Man on the Train, The (L’Homme du Train)

The problem with L’Homme du Train (The Man on the Train), directed by Patrice Leconte (La Veuve de Saint-Pierre, La Fille Sur La Pont, Ridicule) and written by Claude Klotz (Le Mari de la Coiffeuse) is its very French notion of redemption through crime. Like last year’s Sur Mes LPvres (Read My Lips) by Jacques Audiard, it is completely in thrall to the romance of the robber — a legacy to the French cinema from Jean Genet and the post-war existentialists. In fact, the willingness to romanticize criminals has become a kind of tic of French culture, like the Hollywood notion that sexual “repression” is a fatal illness — to oneself if not to others.

Not only do both assumptions, in my view, vitiate the large portion of the cinema of their respective countries in which they intrude, but they are related by a common ancestor. This is the even more basic assumption, derived from psychotherapy if not necessarily endorsed by psychotherapists, that the sexy and violent feelings that constantly churn in the Freudian id must be indulged, respected, even encouraged in spite of the respectable world of ego and superego if a man (especially) is to be fulfilled. In this world, the only question that matters is Lady Macbeth’s:

Art thou afeard
To be the same in thine own act and valor
As thou art in desire? Wouldst thou have that
Which thou esteem’st the ornament of life,
And live a coward in thine own esteem,
Letting ‘I dare not’ wait upon ‘I would’,
Like the poor cat i’th’adage?

The moral nullity of such an attitude does not necessarily, however, lessen the acuity of the question or prevent it from being used to good purpose by great artists, as Shakespeare showed. Being somewhat less great than that, M. Leconte allows himself to get just a little too close in outlook to a certain Scottish queen, but his story of a romantic bank robber called Milan, played by the French pop singer and one-time heartthrob Johnny Hallyday, and a retired schoolmaster known only as Monsieur Manesquier (Jean Rochefort) who try on each other’s lives for size is fitfully amusing and so worth a viewing.
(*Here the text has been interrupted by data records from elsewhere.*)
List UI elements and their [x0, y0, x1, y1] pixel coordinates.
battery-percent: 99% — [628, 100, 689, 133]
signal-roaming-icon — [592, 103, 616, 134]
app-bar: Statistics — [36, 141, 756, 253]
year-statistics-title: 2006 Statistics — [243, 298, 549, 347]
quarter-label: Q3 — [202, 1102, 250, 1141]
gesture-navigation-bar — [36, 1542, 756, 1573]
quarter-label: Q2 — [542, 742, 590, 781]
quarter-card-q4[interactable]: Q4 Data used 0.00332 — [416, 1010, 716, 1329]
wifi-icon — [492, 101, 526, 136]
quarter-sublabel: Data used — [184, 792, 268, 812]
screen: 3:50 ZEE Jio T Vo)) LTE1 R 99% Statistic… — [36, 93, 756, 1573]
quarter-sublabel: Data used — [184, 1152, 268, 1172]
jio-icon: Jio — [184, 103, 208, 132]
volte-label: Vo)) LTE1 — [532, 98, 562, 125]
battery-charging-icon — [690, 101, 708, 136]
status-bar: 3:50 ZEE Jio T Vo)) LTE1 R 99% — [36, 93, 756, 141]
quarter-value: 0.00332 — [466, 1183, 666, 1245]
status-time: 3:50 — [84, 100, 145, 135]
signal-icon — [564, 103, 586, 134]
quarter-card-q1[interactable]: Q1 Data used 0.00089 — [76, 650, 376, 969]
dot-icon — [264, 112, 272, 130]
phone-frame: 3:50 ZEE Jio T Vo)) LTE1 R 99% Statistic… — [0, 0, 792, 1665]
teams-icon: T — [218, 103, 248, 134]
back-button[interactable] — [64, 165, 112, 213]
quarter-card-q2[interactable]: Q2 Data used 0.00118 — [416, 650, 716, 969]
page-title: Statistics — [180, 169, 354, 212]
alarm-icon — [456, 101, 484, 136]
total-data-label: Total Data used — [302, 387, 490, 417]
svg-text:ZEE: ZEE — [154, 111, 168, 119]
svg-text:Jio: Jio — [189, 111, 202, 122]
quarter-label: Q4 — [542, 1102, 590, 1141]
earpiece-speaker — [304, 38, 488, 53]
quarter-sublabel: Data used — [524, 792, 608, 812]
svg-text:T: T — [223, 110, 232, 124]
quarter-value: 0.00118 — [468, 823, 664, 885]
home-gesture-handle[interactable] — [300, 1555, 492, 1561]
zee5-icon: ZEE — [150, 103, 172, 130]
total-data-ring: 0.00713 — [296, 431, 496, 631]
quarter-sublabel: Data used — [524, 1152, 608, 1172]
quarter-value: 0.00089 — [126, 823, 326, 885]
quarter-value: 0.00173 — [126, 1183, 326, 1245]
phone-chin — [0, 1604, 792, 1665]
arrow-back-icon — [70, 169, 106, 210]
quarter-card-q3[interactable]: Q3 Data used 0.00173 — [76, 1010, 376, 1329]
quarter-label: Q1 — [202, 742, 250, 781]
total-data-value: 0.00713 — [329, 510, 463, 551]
This is mainly because of the outstanding performance of M. Rochefort in the pivotal role of the old man, since almost everything related to the bank robbers and the bank robbery is familiar to the point of tedium. Even Sadko (Pascal Parmentier), the driver who only speaks once a day, at ten o’clock in the morning, delivering himself of some such oracular utterance as that “Revenge is misfortune’s justice” before lapsing into silence for another 24 hours, sounds like someone that Quentin Tarantino could have dreamed up. But old man Manesquier with his boyish dreams of being a cowboy or a robber even though he knows — or perhaps just because he knows — that it’s too late for him is a character to treasure and remember.

Moreover, Leconte rises above the reflexive French celebration of criminality by recognizing that the longing for another life can work both ways, and that the romantic robber himself wanted at some level to have been the schoolmaster as much as the schoolmaster wanted to be the robber. The best moment of the film comes as Manesquier’s sole pupil, a twelve-year-old boy whom he is tutoring, comes to the house while he is out and the robber, on impulse, says that he is to be the substitute for the day. The boy, who is rather dim, has been reading Balzac’s Eugenie Grandet, and Milan, who seems not to have read it himself, quizzes him about it.

“What does Eugenie Grandet do?” he asks.

“She waits,” says the boy.

“For how long?” asks Milan

“For the whole book.”

“What do you think of her?”

“She’s — patient,” says the boy, falling back on a comforting banality.

“I think she’s magnificent,” replies Milan. “People don’t have that kind of patience today.”

It is another sign of his growing admiration for Manesquier, who has also spent his life waiting. But in trying on such a life for size he realizes, as much as Manesquier does, that he cannot be the other man and must go on to the end of the course he has chosen. The robber must go to his robbery, while the schoolmaster, though eager to help, has to have a triple by-pass operation the same day. “I could call the hospital and say I was sick,” he says light-heartedly. But it’s all a dream. “Are you determined?” he asks Milan about the robbery.

“I have no choice,” says the other.

“Me neither.”

Yet the film ends on the dreamy note, which lightens its pessimism a bit at the cost of a certain sentimentality. That, too, is very French — and more charmingly so than the romantic robber.